BBC unveils autumn comedies

BBC One has unveiled its autumn schedules, boasting a host of new comedy shows.

Pride of place goes to British-Iranian comic Omid Djalili, whose stand-up and sketch show makes its prime-time debut.

A BBC spokesman said Djalili would be ‘invoking the spirit of Dave Allen’ in a show that ‘takes a grown-up swipe at modern-day life in a multicultural society’.

Hugh Dennis, Claire Skinner and Samantha Bond star in Outnumbered, a new semi-improvised comedy about two parents and their three young children, written by Drop The Dead Donkey creators Guy Jenkin and Andy Hamilton.

Alexander Armstrong and Ben Miller return with a new sketch show, boasting more than 100 characters, including Pru and Miranda, who run a grossly inefficient vegetarian restaurant in Hampstead; retired Essex gangster and self-appointed guardian of public decency, Mr Foley; and Tony and Dimitri, a Keegan-esque football manager and his Russian oligarch boss.

Jeremy Dyson from The League Of Gentlemen also worked on the show as ‘script guru’.

Armstrong also appears in the new comedy-drama Mutual Friends, about a family shaken up by the reappearance of an old friend, who is glib, self-confident, popular and pathologically immature. Marc Warren and Keeley Hawes co-star

Spaced actress Jessica Hynes (née Stevenson) stars opposite David Tennant in another comedy-drama, Learners, about a group of L-plate drivers.

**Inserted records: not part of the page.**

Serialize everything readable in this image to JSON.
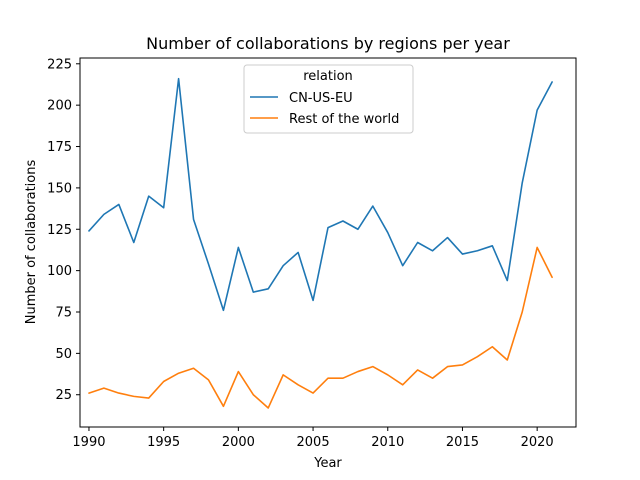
{
  "chart_data": {
    "type": "line",
    "title": "Number of collaborations by regions per year",
    "xlabel": "Year",
    "ylabel": "Number of collaborations",
    "xlim": [
      1989.4,
      2022.6
    ],
    "ylim": [
      5.5,
      228.5
    ],
    "x_ticks": [
      1990,
      1995,
      2000,
      2005,
      2010,
      2015,
      2020
    ],
    "y_ticks": [
      25,
      50,
      75,
      100,
      125,
      150,
      175,
      200,
      225
    ],
    "grid": false,
    "legend": {
      "title": "relation",
      "position": "top-center"
    },
    "x": [
      1990,
      1991,
      1992,
      1993,
      1994,
      1995,
      1996,
      1997,
      1998,
      1999,
      2000,
      2001,
      2002,
      2003,
      2004,
      2005,
      2006,
      2007,
      2008,
      2009,
      2010,
      2011,
      2012,
      2013,
      2014,
      2015,
      2016,
      2017,
      2018,
      2019,
      2020,
      2021
    ],
    "series": [
      {
        "name": "CN-US-EU",
        "color": "#1f77b4",
        "values": [
          124,
          134,
          140,
          117,
          145,
          138,
          216,
          131,
          104,
          76,
          114,
          87,
          89,
          103,
          111,
          82,
          126,
          130,
          125,
          139,
          123,
          103,
          117,
          112,
          120,
          110,
          112,
          115,
          94,
          153,
          197,
          214
        ]
      },
      {
        "name": "Rest of the world",
        "color": "#ff7f0e",
        "values": [
          26,
          29,
          26,
          24,
          23,
          33,
          38,
          41,
          34,
          18,
          39,
          25,
          17,
          37,
          31,
          26,
          35,
          35,
          39,
          42,
          37,
          31,
          40,
          35,
          42,
          43,
          48,
          54,
          46,
          75,
          114,
          96
        ]
      }
    ]
  }
}
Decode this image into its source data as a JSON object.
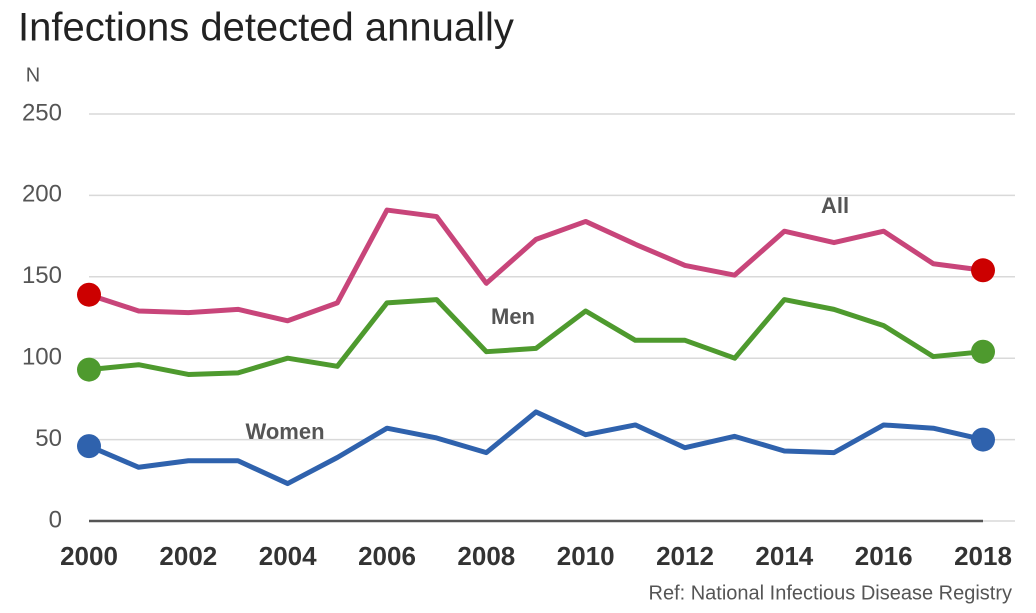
{
  "chart_data": {
    "type": "line",
    "title": "Infections detected annually",
    "y_label": "N",
    "source": "Ref: National Infectious Disease Registry",
    "x": [
      2000,
      2001,
      2002,
      2003,
      2004,
      2005,
      2006,
      2007,
      2008,
      2009,
      2010,
      2011,
      2012,
      2013,
      2014,
      2015,
      2016,
      2017,
      2018
    ],
    "xlim": [
      2000,
      2018
    ],
    "xticks": [
      2000,
      2002,
      2004,
      2006,
      2008,
      2010,
      2012,
      2014,
      2016,
      2018
    ],
    "ylim": [
      0,
      250
    ],
    "yticks": [
      0,
      50,
      100,
      150,
      200,
      250
    ],
    "grid": true,
    "series": [
      {
        "name": "All",
        "color": "#c8457a",
        "endpoint_color": "#cc0000",
        "values": [
          139,
          129,
          128,
          130,
          123,
          134,
          191,
          187,
          146,
          173,
          184,
          170,
          157,
          151,
          178,
          171,
          178,
          158,
          154
        ]
      },
      {
        "name": "Men",
        "color": "#4e9a2e",
        "endpoint_color": "#4e9a2e",
        "values": [
          93,
          96,
          90,
          91,
          100,
          95,
          134,
          136,
          104,
          106,
          129,
          111,
          111,
          100,
          136,
          130,
          120,
          101,
          104
        ]
      },
      {
        "name": "Women",
        "color": "#2f62ad",
        "endpoint_color": "#2f62ad",
        "values": [
          46,
          33,
          37,
          37,
          23,
          39,
          57,
          51,
          42,
          67,
          53,
          59,
          45,
          52,
          43,
          42,
          59,
          57,
          50
        ]
      }
    ]
  }
}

In the show, which she also wrote, Hynes plays Bev, a downtrodden wife who's failed her driving test eight times, thanks to her husband's impatient approach in teaching her how.

Tennant swaps his Doctor Who cool to play the geeky Chris, a devout Christian and professional instructor assigned to Bev. In turn, she develops a crush on him.

And Lee Evans stars in a third comedy-drama,People Like Us, set-around a middle-class dinner party and also features Rupert Graves, George Cole, Alison Steadman and Jessie Wallace.

The new schedules also see the return of Lee Mack and Tim Vine in Not Going Out; Nicholas Lyndhurst in After You've Gone, the divorce sitcom created by My Family’s Fred Barron; and John Sullivan's Only Fools And Horses spin-off The Green Green Grass.

Michael Palin’s next travel series will also air this autumn, exploring the ‘mysterious chunk’ of Europe that was behind the Iron Curtain, including Albania, Estonia, Slovakia and Slovenia, Bulgaria and Poland.